Несколько минут только и слышно было, что «Этьен!» да «Лючия!», ведь в такие минуты не до разговора. Она опомнилась первая.
— Ах, Этьен, они тебя убьют. Как ты попал к ним в руки?
— Я получил твою записку.
— Но я не писала никакой записки.
— Коварные дьяволы! Ну, а ты?
— Я тоже получила записку от тебя.
— Лючия, да ведь и я не писал записки.
— Значит, они поймали нас обоих на одну удочку.
— О себе я не беспокоюсь, Лючия. К тому же мне сейчас ничто и не грозит. Они просто снова посадили меня сюда.
— Этьен, Этьен, они тебя убьют! Ведь там Лоренцо.
— Это кто, старик с седой бородой?
— Нет, нет, молодой, черноволосый. Он любил меня, и я тоже думала, что люблю его, пока… пока не узнала, что такое настоящая любовь, Этьен. Он не простит тебе этого. У него сердце из камня.
— Пусть делают что хотят. Они не в силах отнять у меня прошлого, Лючия. Но ты… Что будет с тобой?
— Да ведь это совсем не страшно, Этьен. Мгновенная боль — и все кончено. Они хотят заклеймить меня позором, мой дорогой, но я приму это как венец чести, ведь я принимаю его благодаря тебе.
От этих слов кровь заледенела у меня в жилах. Все превратности моей судьбы были ничто по сравнению с этой ужасной тенью, которая вдруг омрачила мою душу.
— Лючия! Лючия! — воскликнул я. — Сжалься, скажи мне, что задумали эти душегубы! Скажи же, Лючия! Скажи!
— Нет, Этьен, не скажу, потому что тебе это причинит гораздо большую боль, чем мне. Ну, ладно, ладно, скажу, а то ты бог весть что подумаешь. Старый судья приказал отрезать мне ухо, чтобы навеки заклеймить за любовь к французу.
Ее ухо!
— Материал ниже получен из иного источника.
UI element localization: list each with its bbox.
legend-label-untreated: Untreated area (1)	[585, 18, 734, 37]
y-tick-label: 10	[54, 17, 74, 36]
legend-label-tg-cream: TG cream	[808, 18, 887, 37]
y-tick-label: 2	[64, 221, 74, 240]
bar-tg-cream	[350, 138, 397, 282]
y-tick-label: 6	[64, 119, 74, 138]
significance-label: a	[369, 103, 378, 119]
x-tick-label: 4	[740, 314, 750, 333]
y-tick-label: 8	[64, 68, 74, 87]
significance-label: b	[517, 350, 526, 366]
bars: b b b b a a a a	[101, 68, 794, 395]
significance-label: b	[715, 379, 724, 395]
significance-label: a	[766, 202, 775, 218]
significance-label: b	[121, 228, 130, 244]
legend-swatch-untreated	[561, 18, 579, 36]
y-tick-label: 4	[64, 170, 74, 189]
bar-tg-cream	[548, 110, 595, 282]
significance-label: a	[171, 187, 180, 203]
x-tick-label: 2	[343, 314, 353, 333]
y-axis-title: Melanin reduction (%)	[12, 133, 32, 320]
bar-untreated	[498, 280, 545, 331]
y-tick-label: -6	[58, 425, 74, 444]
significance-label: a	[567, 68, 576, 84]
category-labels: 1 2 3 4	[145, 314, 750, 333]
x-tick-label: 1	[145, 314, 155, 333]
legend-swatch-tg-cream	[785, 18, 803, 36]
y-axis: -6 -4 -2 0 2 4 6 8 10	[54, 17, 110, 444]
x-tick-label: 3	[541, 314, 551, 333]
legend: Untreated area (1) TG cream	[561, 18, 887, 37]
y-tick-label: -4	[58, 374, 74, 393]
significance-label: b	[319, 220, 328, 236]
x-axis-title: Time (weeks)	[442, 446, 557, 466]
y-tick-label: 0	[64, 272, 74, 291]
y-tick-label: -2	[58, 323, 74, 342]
Крошечное, милое ушко, которое я так часто целовал. Я по очереди коснулся бархатистых раковинок и убедился, что кощунство еще не совершено. Только через мой труп они это сделают. Я поклялся в этом перед ней сквозь стиснутые зубы.
— Не беспокойся, Этьен. Но все же я рада, что ты беспокоишься обо мне.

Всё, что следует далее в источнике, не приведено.